Smaller public sector banks with weaker balance sheets should be merged with the healthier ones, Vinod Rai, chairman of the Banks Board Bureau, told Bloomberg TV in in an interview.
Rai, who heads the three-member panel set up last year to streamline operations at public sector banks, said the government is keen on consolidation at state-run banks.
Vinod Rai, Chairman, Banks Board Bureau The government has shown its intent to consolidate by taking on SBI (State Bank of India Ltd) issue.
The government is also contemplating a bad bank and a decision will be taken soon, Rai said. One of the main conditions for the bad bank to be created is that it should be capable of handling assets transferred to it, he said.

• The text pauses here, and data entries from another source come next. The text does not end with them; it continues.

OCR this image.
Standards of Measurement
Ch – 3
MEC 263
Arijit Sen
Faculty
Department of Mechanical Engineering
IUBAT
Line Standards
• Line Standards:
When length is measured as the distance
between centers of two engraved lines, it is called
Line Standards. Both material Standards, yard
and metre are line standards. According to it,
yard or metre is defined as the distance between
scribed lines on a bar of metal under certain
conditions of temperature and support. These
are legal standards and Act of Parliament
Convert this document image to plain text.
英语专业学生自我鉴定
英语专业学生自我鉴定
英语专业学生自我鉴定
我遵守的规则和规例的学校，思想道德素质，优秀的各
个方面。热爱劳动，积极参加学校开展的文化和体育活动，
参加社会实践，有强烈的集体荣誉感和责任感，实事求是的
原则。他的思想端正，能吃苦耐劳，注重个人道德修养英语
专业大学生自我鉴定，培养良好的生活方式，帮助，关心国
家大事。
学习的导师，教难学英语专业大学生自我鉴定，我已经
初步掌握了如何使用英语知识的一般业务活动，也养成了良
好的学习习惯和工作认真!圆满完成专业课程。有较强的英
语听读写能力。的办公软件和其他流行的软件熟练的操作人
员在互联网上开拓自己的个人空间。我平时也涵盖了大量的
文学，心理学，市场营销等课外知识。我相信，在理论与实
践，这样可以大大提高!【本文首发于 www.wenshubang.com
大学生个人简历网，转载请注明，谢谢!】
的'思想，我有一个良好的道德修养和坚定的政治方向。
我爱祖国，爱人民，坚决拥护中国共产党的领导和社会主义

A bad bank has been widely discussed, especially since the annual Economic Survey proposed the a central Public Sector Asset Rehabilitation Agency (PARA). The finance ministry has pegged stressed assets at about 16.6 percent of the total loans in India, one of the highest among the major economies.
The government has stuck to its earlier commitment of infusing Rs 10,000 crore in public sector banks in financial year 2017-18. Rai, who earlier said the amount is sufficient, reiterated that public sector banks have other avenues to increase capital, including rights issues or raising funds through a mix of debt and equity.
These could be used to ensure that the regulatory amount required to confirm to Basel-III norms will be fulfilled.